Desde la Tormenta

Publicado en por Ministerio de Predicación - Nueva Alianza

Job 42, 1 -5 Y Job respondió a Yahveh: Sé que eres todopoderoso: ningún proyecto te es irrealizable.  Era yo el que empañaba el Consejo con razones sin sentido. Sí, he hablado de grandezas que no entiendo, de maravillas que me superan y que ignoro. (Escucha, deja que yo hable: voy a interrogarte y tú me instruirás.)  Yo te conocía sólo de oídas, mas ahora te han visto mis ojos.

 

Job un hombre reconocido como justo por Dios (Job. 1,8) y permitió que viviera una prueba muy difícil, perdió todos sus bienes materiales y familia, esto lleva a Job a un estado de depresión y amargura (Job 3), a peguntarse porqué siendo él un hombre justo le pasaban semejantes desgracias (Job 31).

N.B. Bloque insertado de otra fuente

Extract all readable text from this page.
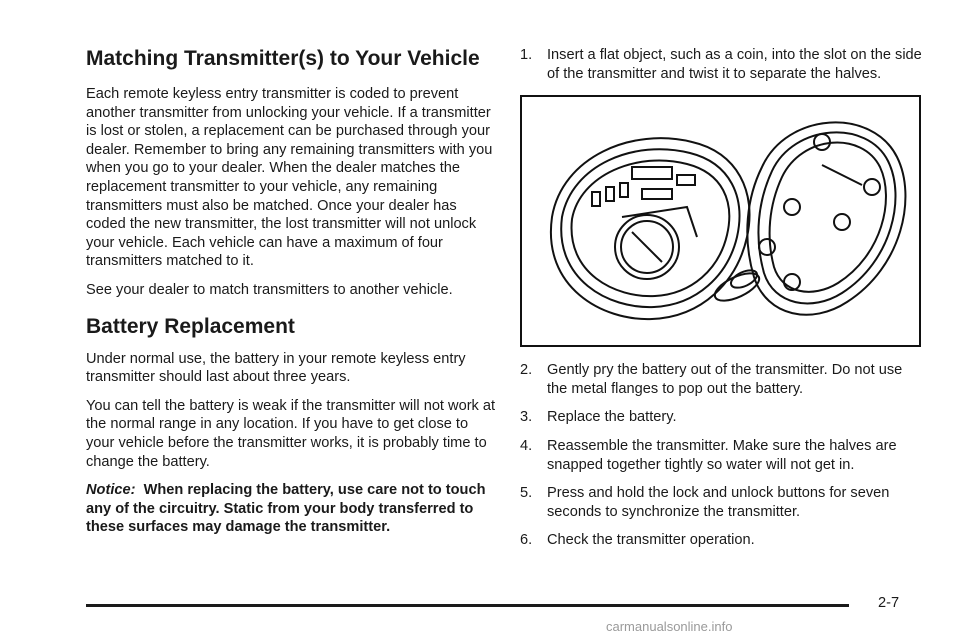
Matching Transmitter(s) to Your Vehicle

Each remote keyless entry transmitter is coded to prevent another transmitter from unlocking your vehicle. If a transmitter is lost or stolen, a replacement can be purchased through your dealer. Remember to bring any remaining transmitters with you when you go to your dealer. When the dealer matches the replacement transmitter to your vehicle, any remaining transmitters must also be matched. Once your dealer has coded the new transmitter, the lost transmitter will not unlock your vehicle. Each vehicle can have a maximum of four transmitters matched to it.

See your dealer to match transmitters to another vehicle.

Battery Replacement

Under normal use, the battery in your remote keyless entry transmitter should last about three years.

You can tell the battery is weak if the transmitter will not work at the normal range in any location. If you have to get close to your vehicle before the transmitter works, it is probably time to change the battery.

Notice: When replacing the battery, use care not to touch any of the circuitry. Static from your body transferred to these surfaces may damage the transmitter.

1. Insert a flat object, such as a coin, into the slot on the side of the transmitter and twist it to separate the halves.
2. Gently pry the battery out of the transmitter. Do not use the metal flanges to pop out the battery.
3. Replace the battery.
4. Reassemble the transmitter. Make sure the halves are snapped together tightly so water will not get in.
5. Press and hold the lock and unlock buttons for seven seconds to synchronize the transmitter.
6. Check the transmitter operation.
2-7
carmanualsonline.info
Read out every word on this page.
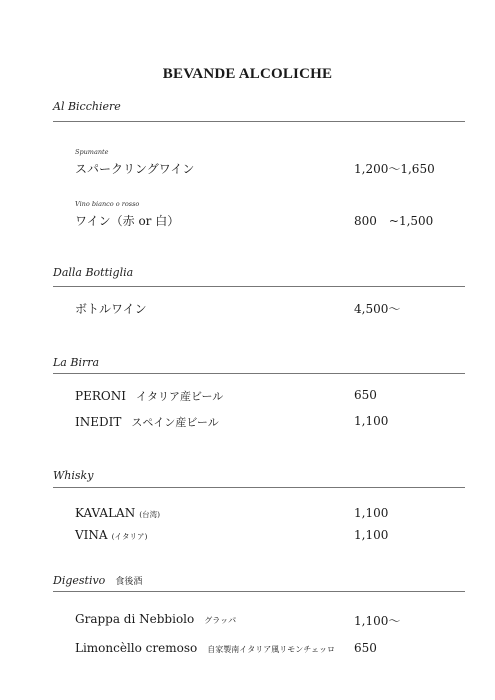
BEVANDE ALCOLICHE
Al Bicchiere
Spumante
スパークリングワイン	1,200〜1,650
Vino bianco o rosso
ワイン（赤 or 白）	800　~1,500
Dalla Bottiglia
ボトルワイン	4,500〜
La Birra
PERONI イタリア産ビール	650
INEDIT スペイン産ビール	1,100
Whisky
KAVALAN (台湾)	1,100
VINA (イタリア)	1,100
Digestivo 食後酒
Grappa di Nebbiolo グラッパ	1,100〜
Limoncèllo cremoso 自家製南イタリア風リモンチェッロ 650
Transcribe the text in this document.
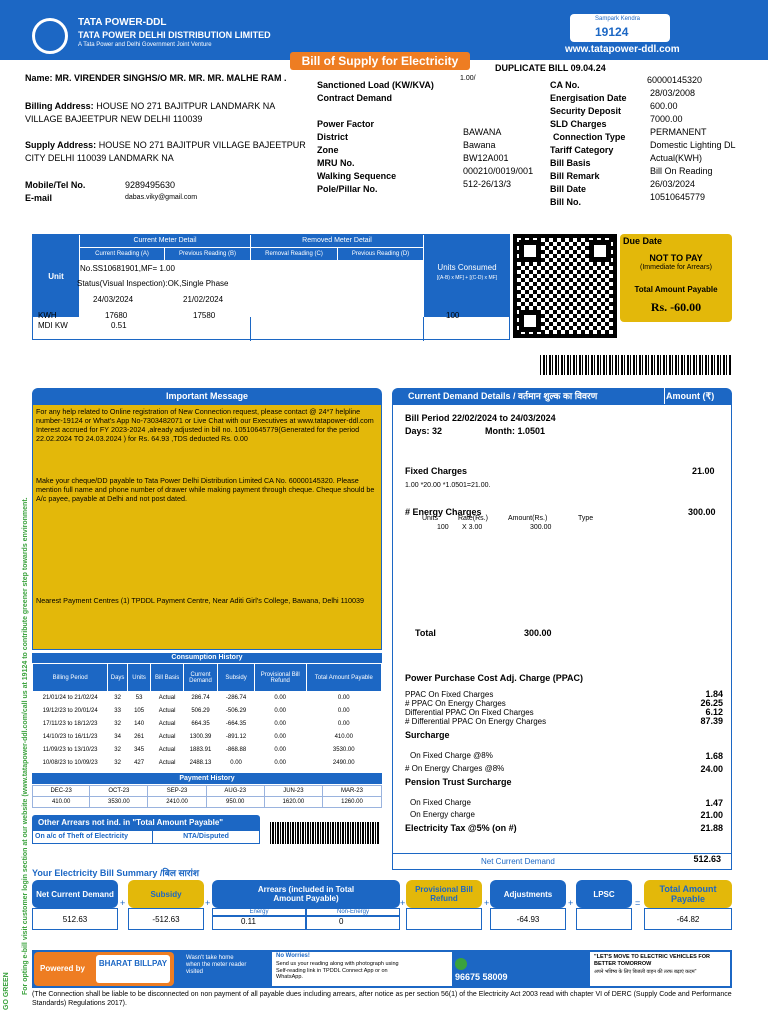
TATA POWER-DDL
TATA POWER DELHI DISTRIBUTION LIMITED
A Tata Power and Delhi Government Joint Venture
Sampark Kendra
19124
www.tatapower-ddl.com
Bill of Supply for Electricity	DUPLICATE BILL 09.04.24
Name: MR. VIRENDER SINGHS/O MR. MR. MR. MALHE RAM .
Billing Address: HOUSE NO 271 BAJITPUR LANDMARK NA VILLAGE BAJEETPUR NEW DELHI 110039
Supply Address: HOUSE NO 271 BAJITPUR VILLAGE BAJEETPUR CITY DELHI 110039 LANDMARK NA
Mobile/Tel No.	9289495630
E-mail	dabas.viky@gmail.com
Sanctioned Load (KW/KVA)
1.00/
Contract Demand
Power Factor
District	BAWANA
Zone	Bawana
MRU No.	BW12A001
Walking Sequence	000210/0019/001
Pole/Pillar No.	512-26/13/3
CA No.	60000145320
Energisation Date	28/03/2008
Security Deposit	600.00
SLD Charges	7000.00
Connection Type	PERMANENT
Tariff Category	Domestic Lighting DL
Bill Basis	Actual(KWH)
Bill Remark	Bill On Reading
Bill Date	26/03/2024
Bill No.	10510645779
Unit
Current Meter Detail	Removed Meter Detail
Current Reading (A)	Previous Reading (B)	Removal Reading (C)	Previous Reading (D)
Units Consumed
[(A-B) x MF] + [(C-D) x MF]
No.SS10681901,MF= 1.00
Status(Visual Inspection):OK,Single Phase
24/03/2024	21/02/2024
KWH	17680	17580	100
MDI KW	0.51
Due Date
NOT TO PAY
(Immediate for Arrears)
Total Amount Payable
Rs. -60.00
For opting e-bill visit customer login section at our website (www.tatapower-ddl.com/call us at 19124 to contribute greener step towards environment.
GO GREEN
Important Message
For any help related to Online registration of New Connection request, please contact @ 24*7 helpline number-19124 or What's App No-7303482071 or Live Chat with our Executives at www.tatapower-ddl.com
Interest accrued for FY 2023-2024 ,already adjusted in bill no. 10510645779(Generated for the period 22.02.2024 TO 24.03.2024 ) for Rs. 64.93 ,TDS deducted Rs. 0.00
Make your cheque/DD payable to Tata Power Delhi Distribution Limited CA No. 60000145320. Please mention full name and phone number of drawer while making payment through cheque. Cheque should be A/c payee, payable at Delhi and not post dated.
Nearest Payment Centres (1) TPDDL Payment Centre, Near Aditi Girl's College, Bawana, Delhi 110039
Consumption History
Billing Period	Days	Units	Bill Basis	Current Demand	Subsidy	Provisional Bill Refund	Total Amount Payable
21/01/24 to 21/02/24	32	53	Actual	286.74	-286.74	0.00	0.00
19/12/23 to 20/01/24	33	105	Actual	506.29	-506.29	0.00	0.00
17/11/23 to 18/12/23	32	140	Actual	664.35	-664.35	0.00	0.00
14/10/23 to 16/11/23	34	261	Actual	1300.39	-891.12	0.00	410.00
11/09/23 to 13/10/23	32	345	Actual	1883.91	-868.88	0.00	3530.00
10/08/23 to 10/09/23	32	427	Actual	2488.13	0.00	0.00	2490.00
Payment History
DEC-23	OCT-23	SEP-23	AUG-23	JUN-23	MAR-23
410.00	3530.00	2410.00	950.00	1620.00	1260.00
Other Arrears not ind. in "Total Amount Payable"
On a/c of Theft of Electricity	NTA/Disputed
Current Demand Details / वर्तमान शुल्क का विवरण	Amount (₹)
Bill Period 22/02/2024 to 24/03/2024
Days: 32	Month: 1.0501
Fixed Charges	21.00
1.00 *20.00 *1.0501=21.00.
# Energy Charges	300.00
Units	Rate(Rs.)	Amount(Rs.)	Type
100 X 3.00	300.00
Total	300.00
Power Purchase Cost Adj. Charge (PPAC)
PPAC On Fixed Charges	1.84
# PPAC On Energy Charges	26.25
Differential PPAC On Fixed Charges	6.12
# Differential PPAC On Energy Charges	87.39
Surcharge
On Fixed Charge @8%	1.68
# On Energy Charges @8%	24.00
Pension Trust Surcharge
On Fixed Charge	1.47
On Energy charge	21.00
Electricity Tax @5% (on #)	21.88
Net Current Demand	512.63
Your Electricity Bill Summary /बिल सारांश
Net Current Demand
512.63
+
Subsidy
-512.63
+
Arrears (included in Total Amount Payable)
Energy	Non-Energy
0.11	0
+
Provisional Bill Refund	+
Adjustments
-64.93
+
LPSC
=
Total Amount Payable
-64.82
Powered by
BHARAT BILLPAY
Wasn't take home when the meter reader visited
No Worries!
Send us your reading along with photograph using Self-reading link in TPDDL Connect App or on WhatsApp.	96675 58009
"LET'S MOVE TO ELECTRIC VEHICLES FOR BETTER TOMORROW
अपने भविष्य के लिए बिजली वाहन की तरफ बढ़ाएं कदम"
(The Connection shall be liable to be disconnected on non payment of all payable dues including arrears, after notice as per section 56(1) of the Electricity Act 2003 read with chapter VI of DERC (Supply Code and Performance Standards) Regulations 2017).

Tres amigos lo visitan para consolarlo y tratan de hacerle ver el porqué de su situación, pero a Job no le convencen los razonamientos de los hombres, y pide a Dios que intervenga, Dios le responde a Job desde la tormenta, Job lo escucha en silencio, la paz llega a su corazón y el entendimiento a su mente, reconoce la grandeza de Dios y la miseria de hombre, en ello redescubre a Dios.

 

Muchos, sino todos, podemos identificarnos en mayor o menor grado con Job, así las pruebas que vivimos nos arrastran a momentos de depresión y amargura, en los cuales queremos y buscamos sentido a nuestro sufrimiento y dolor, pero no encontramos consuelo ni explicación en nuestros razonamientos o en los de otros, así buscamos el ¿porqué? de la pérdida de ese ser querido, de la quiebra económica, de desempleo, de la enfermedad, de la no conversión de un ser querido, del fracaso, recaer en un pecado, etc.. En esos momentos difíciles, debemos recordar que nuestro conocimiento de Dios es limitado, que cada dificultad es una nueva oportunidad para redescubrirlo,  para conocerlo un poco más, así  acerquémonos a Él, deshagámonos de cualquier imagen preconcebida de Dios, y permitamos que ÉL se manifieste en nuestra vida, escuchemos lo que tiene que decirnos desde la tormenta, prestemos nuestros oídos y permitamos que ÉL nos instruya,  al contemplarlo en oración, en la lectura de su palabra, en el milagro de la Eucaristía, en el perdón de la Confesión, veremos lo omnipotente que es y que cada vez nos parece más hermoso y cercano, a pesar de lo que estemos viviendo o padeciendo.

 

¿A quién escuchas en medio de la tormenta?, ¿Te dejas instruir por Dios?, ¿Qué tanto crees conocer a Dios?

 

Que la Paz de Nuestro Señor Jesucristo este con tigo siempre.